With the United States, Russia, Russia, China, India, Israel and many other countries and even commercial organizations interested in landing on the Moon, the conditions are ripe for new partnerships.
These partnerships can enable countries to pool their resources and do more in space, connecting individual researchers and organizations to promote more peaceful cooperation on Earth.
There are also those who see economic benefits from exploring the Moon. In the near term, this could lead to the emergence of new companies working on space technology and contributing to these missions. India, for example, has recently seen a significant increase in space ventures.
Ultimately, the Moon could provide economic benefits based on the natural resources that can be found there, such as water, helium-3 and rare earth elements.
There is a growing global interest in space
In recent years we have seen a significant increase in the number of nations participating in space activities. This is even more evident when it comes to satellites collecting images or data about the Earth. More than 60 countries are involved in such satellite missions. Now we are seeing this trend expanding into space exploration and, in particular, to the Moon.
In some ways, the interest in the Moon is driven by goals similar to those of the first space race in the 1960s: To showcase technological prowess and impress the public, especially young people.
This time, however, it is not just the two superpowers competing. There are now many participants, and while there is still competition, there is also the possibility of cooperation and new international partnerships to explore space.
There is also the potential for more sustainable exploration (thanks to all these new actors and technical advances over the last 60 years). This could involve building lunar bases, developing ways to exploit lunar resources, and eventually engaging in economic activities on the Moon based on natural resources or tourism.
India’s success is the first of its kind
However, it is worth noting that this is one of seven missions currently operating on and around the Moon. In addition to India’s Chandrayaan-3 rover, South Korea’s Pathfinder Lunar Orbiter, which studies the lunar surface to identify future landing sites; the NASA-backed CAPSTONE spacecraft developed by a space startup company; and NASA’s Lunar Reconnaissance Orbiter are also operating on the Moon.
The Indian Space Research Organization has shared a video of the lander landing on the lunar surface.
The CAPSTONE rover is studying the Moon’s unique orbit. The Lunar Reconnaissance Orbiter is collecting data about the Moon and mapping areas for future missions.
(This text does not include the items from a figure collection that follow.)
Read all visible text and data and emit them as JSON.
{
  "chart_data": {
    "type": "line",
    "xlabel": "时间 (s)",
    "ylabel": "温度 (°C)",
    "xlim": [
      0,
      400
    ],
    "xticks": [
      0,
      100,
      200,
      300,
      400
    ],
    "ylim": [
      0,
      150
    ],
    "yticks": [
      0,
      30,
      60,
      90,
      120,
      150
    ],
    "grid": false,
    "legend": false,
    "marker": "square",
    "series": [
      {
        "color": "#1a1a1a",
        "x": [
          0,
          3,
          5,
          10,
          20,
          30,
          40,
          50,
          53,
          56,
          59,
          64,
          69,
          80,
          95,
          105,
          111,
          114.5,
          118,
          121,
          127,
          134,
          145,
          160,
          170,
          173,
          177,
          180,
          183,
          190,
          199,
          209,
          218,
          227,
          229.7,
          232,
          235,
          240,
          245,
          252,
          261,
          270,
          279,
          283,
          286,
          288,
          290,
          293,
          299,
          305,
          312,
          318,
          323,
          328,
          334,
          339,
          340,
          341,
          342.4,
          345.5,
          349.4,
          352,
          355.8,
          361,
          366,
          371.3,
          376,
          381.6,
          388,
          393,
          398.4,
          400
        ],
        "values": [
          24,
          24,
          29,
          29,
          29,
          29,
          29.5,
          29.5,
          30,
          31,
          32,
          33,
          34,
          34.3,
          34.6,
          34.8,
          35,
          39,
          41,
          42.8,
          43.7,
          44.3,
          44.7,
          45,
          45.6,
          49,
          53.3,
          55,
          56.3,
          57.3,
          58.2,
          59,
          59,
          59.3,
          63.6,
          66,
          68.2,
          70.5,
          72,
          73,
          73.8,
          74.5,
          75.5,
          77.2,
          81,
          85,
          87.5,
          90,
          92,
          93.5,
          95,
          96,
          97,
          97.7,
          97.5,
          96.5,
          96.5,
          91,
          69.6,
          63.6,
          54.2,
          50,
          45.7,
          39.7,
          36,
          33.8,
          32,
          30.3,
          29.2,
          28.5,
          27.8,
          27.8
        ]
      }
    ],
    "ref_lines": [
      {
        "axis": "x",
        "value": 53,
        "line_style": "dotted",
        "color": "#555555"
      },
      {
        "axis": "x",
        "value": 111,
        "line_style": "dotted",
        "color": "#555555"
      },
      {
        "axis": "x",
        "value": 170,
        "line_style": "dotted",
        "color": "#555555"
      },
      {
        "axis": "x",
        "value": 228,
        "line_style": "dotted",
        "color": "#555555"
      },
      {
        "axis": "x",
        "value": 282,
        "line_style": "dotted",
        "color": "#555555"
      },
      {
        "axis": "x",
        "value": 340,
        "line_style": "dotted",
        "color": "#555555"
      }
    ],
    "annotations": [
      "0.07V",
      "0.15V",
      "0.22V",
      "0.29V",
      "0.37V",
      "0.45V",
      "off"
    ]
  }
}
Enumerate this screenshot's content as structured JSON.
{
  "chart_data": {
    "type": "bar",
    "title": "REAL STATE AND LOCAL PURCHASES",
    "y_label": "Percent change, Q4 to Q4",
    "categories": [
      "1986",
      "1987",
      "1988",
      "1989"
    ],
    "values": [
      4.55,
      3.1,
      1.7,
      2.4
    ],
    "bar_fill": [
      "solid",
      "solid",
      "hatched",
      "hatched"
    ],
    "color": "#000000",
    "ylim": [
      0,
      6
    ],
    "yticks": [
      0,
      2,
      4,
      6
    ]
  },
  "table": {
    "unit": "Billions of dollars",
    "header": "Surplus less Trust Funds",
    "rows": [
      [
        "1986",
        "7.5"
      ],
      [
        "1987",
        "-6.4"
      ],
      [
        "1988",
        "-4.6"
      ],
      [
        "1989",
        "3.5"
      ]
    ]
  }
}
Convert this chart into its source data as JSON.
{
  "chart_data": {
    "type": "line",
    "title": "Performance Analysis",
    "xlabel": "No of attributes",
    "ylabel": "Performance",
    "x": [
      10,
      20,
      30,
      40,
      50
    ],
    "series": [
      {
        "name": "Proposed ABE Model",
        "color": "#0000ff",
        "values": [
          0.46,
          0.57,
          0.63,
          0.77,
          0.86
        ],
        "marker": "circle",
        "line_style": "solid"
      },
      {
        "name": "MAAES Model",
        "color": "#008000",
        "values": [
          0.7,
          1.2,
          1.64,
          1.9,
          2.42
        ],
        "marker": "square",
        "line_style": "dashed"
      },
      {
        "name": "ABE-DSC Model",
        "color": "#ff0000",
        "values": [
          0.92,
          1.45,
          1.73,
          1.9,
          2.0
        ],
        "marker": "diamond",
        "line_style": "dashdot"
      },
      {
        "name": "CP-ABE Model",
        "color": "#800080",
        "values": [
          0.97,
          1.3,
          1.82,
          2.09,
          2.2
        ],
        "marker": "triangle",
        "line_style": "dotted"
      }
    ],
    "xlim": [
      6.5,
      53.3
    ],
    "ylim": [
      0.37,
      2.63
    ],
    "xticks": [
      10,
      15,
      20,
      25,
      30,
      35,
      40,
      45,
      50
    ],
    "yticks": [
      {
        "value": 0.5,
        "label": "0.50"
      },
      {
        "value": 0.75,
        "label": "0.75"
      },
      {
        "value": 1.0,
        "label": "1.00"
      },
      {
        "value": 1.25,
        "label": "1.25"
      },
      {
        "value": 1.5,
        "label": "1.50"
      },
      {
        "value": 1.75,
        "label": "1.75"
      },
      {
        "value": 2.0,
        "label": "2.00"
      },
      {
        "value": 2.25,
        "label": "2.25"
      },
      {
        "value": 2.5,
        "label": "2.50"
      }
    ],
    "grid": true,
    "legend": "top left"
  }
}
Also, although India’s previous rover Chandrayaan-2 crashed, its companion orbiter is still operational. China’s Chang’e-4 and Chang’e-5 also continue to operate on the Moon.
This region offers the greatest potential for finding ice that can be used for rocket fuel. It also has hills with almost constant sunlight: perfect opportunities to generate power for lunar missions.
Other governments and commercial organizations are also trying to join the race. Russia’s Luna-25 mission crashed on the Moon three days before Chandrayaan-3 landed. But the fact that Russia developed the vehicle and got this close is still a significant achievement. The same can be said for the lunar lander built by the private Japanese space company iSpace.
The Moon’s south pole is where nations are focusing for future exploration. All 13 candidate landing sites NASA has identified for the Artemis program are located near the south pole.
This region offers the greatest potential for finding water ice that could be used to support astronauts and make rocket fuel. It also has hills that receive continuous or near-constant sunlight, creating excellent opportunities to generate power to support lunar activities.